Macquarie Bank saves with agile development

Getting the most out of in-house coding efforts is an ongoing task, but Macquarie Bank claims to see greater productivity and quality with agile development and proactive internal communication.

Grant Gardner, associate director in the information systems division for Macquarie's banking and property group, said because there is a lot more talk about agile processes in the media people expect a methodology to be a "magic bullet" in solving process problems.

"There's no substitute for good people but we make good use of techniques," Gardner said. "

About four years ago the bank started a $1 million project to modernize its client/server architecture and made a "straightforward" decision to go with Java. This move also gave Macquarie an opportunity to adopt an "agile manifesto" which set principles valuing individuals and processes over tools, working software over documentation, customer collaboration over contract negotiation, and responding to change over following a plan.

"We are a bank and the conservatism that comes with that is apparent," Gardner said. "We looked at the market and found a partner with good agile development experience - ThoughtWorks."

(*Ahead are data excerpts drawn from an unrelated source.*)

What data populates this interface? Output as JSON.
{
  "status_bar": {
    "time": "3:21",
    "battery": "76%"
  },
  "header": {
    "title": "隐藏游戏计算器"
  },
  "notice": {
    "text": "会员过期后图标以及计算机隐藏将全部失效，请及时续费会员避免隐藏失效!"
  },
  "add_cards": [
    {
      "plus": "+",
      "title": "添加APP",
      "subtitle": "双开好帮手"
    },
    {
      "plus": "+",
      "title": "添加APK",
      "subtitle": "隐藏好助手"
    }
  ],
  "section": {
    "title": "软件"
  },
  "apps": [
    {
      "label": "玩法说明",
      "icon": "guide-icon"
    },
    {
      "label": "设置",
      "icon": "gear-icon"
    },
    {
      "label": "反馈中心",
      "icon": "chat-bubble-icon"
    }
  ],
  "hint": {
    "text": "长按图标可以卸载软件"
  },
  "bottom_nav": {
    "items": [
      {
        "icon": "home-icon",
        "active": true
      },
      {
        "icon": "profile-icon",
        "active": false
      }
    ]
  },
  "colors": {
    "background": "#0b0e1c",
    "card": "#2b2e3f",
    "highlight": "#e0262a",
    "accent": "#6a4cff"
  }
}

Macquarie's agile development practices involve iterative cycles of typically two weeks, which are a smaller version of the overarching plan done "repeatedly and frequently".

"The process starts with planning, when the business analysts flesh out the details," Gardner said. "At the start of the iteration, the project team comes together. Then developers stand up and demonstrate it to the whole team - including business stakeholders and sponsors."

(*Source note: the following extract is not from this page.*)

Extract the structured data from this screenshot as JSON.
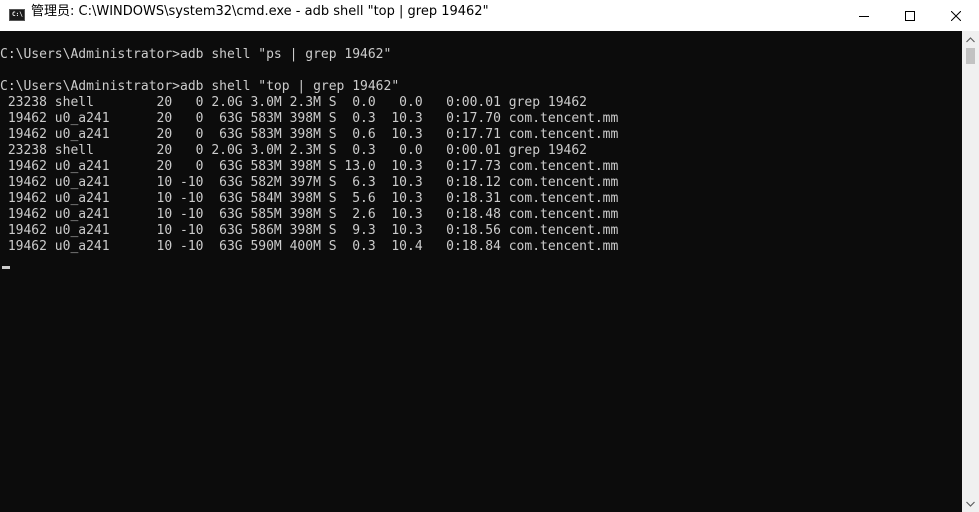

Gardner said it's a "powerful thing" when the momentum starts building and the business stakeholders see the project grow before their eyes; it's a good incentive for developers to present and "get it right".

The whole process should take about six months, according to Gardner, and if projects are larger they can be chopped up.

The process is then handed to testers and at end the team has a retrospective to see what has and hasn't worked well and to raise issues to get problems fixed.

To ensure the team builds a two-week system into a working product, and the iterations are stable, Gardner recommends "continuous integration".

"Compiling Java code and deploying it every two weeks is boring for the people involved and much better done by a machine than a human, so automate that," he said. "You need to repetitively run automated tests [as it is] much cheaper to fix a bug earlier in process than later."

Macquarie uses Cruisecontrol to detect changes and run the automated build process. "The green light is a good talking point when the CIO comes around," Gardner said. "It's the measure everyone sees [so] you do need to be very disciplined."

Despite the inherent risks in the cycles, Gardner said the key business outcomes resulting from agile development are lower production defect rates and improved usability.